In cases that respond to therapy but continue to have frequent bouts of cystitis without an identifiable cause, low-dose prophylactic antibiotics can be used to prevent ascending bacteria from establishing an infection according to the following protocol: 1) a therapeutic course of an antibiotic for the current infection is completed, 2) no antibiotics are given for 3 days, to allow collection of urine for a culture after treatment, and 3) the prophylactic protocol is immediately started. Prophylaxis consists of using a broad-spectrum antibiotic (eg, amoxicillin, cefadroxil) at one-third of the total daily dose, given at bedtime, indefinitely. Every 6–8 wk, the antibiotic should be stopped for 3–7 days to obtain a sample for repeat urinalysis and culture. Every new infection should be treated with a therapeutic course of an antibiotic based on culture and susceptibility results. The treatment antibiotic will likely be different than the prophylactic antibiotic. Oral cranberry extract and d-mannose may be useful adjuncts.
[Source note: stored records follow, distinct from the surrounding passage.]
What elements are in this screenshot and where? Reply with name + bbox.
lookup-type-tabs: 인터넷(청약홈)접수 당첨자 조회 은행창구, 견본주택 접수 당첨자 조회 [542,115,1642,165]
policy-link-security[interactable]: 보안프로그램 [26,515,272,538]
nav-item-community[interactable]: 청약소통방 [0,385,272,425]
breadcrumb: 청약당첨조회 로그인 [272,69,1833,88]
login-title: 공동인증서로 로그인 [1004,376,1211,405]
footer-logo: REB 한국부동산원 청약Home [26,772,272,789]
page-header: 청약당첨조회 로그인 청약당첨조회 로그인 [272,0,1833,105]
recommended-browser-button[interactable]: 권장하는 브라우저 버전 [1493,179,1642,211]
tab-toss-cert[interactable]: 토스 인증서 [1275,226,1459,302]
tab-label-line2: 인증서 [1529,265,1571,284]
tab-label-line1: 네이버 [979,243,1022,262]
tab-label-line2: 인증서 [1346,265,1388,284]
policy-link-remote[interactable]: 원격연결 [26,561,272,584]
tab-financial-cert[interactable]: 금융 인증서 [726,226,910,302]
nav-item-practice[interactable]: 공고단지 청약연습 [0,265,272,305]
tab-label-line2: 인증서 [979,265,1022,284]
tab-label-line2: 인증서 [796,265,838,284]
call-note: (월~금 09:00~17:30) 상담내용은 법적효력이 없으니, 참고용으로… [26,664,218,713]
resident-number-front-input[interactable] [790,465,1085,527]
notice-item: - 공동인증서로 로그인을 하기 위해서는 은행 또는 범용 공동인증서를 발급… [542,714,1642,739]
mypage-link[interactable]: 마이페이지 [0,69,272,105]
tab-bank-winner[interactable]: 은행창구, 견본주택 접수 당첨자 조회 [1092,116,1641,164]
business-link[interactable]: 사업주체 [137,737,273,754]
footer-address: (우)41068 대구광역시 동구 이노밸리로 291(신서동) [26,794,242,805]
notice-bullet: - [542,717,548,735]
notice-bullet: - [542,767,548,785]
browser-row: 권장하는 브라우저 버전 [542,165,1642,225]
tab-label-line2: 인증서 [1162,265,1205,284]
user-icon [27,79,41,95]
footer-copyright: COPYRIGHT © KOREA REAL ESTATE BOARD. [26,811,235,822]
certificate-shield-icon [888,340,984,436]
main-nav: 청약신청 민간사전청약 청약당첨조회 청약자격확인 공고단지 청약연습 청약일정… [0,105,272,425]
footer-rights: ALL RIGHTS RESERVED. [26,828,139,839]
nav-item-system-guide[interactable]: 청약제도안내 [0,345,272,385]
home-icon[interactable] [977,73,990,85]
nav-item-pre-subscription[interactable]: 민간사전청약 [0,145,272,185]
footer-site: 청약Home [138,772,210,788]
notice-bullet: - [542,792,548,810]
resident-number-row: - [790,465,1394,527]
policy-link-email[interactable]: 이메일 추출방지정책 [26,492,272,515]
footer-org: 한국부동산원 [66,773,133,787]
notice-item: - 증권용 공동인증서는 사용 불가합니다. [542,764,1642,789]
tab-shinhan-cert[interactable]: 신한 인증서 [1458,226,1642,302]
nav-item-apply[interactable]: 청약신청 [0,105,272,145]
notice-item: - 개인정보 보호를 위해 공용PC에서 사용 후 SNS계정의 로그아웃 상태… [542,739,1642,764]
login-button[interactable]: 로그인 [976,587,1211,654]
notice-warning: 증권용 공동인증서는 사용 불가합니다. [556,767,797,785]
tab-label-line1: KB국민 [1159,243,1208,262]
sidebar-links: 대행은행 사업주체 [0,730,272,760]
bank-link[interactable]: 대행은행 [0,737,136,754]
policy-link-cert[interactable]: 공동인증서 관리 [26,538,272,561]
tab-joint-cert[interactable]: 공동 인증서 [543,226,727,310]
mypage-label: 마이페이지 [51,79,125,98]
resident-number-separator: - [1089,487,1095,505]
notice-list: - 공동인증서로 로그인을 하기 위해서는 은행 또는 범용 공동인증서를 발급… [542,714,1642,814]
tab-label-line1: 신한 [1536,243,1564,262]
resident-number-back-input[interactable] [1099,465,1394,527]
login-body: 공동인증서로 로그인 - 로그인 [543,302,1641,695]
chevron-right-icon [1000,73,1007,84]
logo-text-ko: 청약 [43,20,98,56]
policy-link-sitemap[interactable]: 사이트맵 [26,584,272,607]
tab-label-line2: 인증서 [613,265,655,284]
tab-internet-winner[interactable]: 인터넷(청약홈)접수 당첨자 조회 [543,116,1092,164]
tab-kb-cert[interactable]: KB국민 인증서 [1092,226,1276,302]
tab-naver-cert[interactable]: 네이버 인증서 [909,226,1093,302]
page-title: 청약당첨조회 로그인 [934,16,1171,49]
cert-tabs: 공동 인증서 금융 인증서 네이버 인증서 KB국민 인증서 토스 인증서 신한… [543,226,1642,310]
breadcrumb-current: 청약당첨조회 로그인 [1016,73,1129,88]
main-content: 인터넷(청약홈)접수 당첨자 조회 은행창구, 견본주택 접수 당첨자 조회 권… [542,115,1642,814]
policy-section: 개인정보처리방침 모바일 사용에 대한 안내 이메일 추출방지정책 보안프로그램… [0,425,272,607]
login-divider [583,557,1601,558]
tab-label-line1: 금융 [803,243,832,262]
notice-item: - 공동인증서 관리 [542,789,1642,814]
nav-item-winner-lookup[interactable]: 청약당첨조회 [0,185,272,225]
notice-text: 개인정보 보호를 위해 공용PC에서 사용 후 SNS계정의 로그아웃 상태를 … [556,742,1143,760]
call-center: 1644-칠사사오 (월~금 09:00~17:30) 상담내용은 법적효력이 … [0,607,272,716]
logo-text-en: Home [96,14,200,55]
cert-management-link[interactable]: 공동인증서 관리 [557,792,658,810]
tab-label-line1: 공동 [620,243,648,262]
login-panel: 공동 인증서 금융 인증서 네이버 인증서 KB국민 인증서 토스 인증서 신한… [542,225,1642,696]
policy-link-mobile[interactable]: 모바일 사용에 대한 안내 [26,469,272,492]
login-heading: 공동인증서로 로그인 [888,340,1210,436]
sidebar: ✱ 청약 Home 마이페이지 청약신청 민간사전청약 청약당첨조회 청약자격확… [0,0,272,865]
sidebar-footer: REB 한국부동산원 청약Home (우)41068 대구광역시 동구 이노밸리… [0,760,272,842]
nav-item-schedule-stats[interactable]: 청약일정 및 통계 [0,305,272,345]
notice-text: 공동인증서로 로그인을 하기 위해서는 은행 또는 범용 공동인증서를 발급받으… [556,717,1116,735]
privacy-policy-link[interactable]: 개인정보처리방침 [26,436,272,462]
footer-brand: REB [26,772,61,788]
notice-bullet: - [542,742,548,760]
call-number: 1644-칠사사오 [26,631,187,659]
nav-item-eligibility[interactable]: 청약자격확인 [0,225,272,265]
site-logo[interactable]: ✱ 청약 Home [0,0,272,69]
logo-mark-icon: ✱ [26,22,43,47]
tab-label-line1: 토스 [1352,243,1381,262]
The most valuable therapeutic antibiotics (eg, fluoroquinolones, second- or third-generation cephalosporins) should be reserved for resistant infections. If the recurrent infection is resistant to the prophylactic antibiotic, this antibiotic can still be used for future prophylaxis after the infection is eradicated. Encouraging frequent voiding during the daytime is helpful to prevent recurrent infections. The major disadvantage of using a prophylactic antibiotic protocol is development of multidrug-resistant bacteria.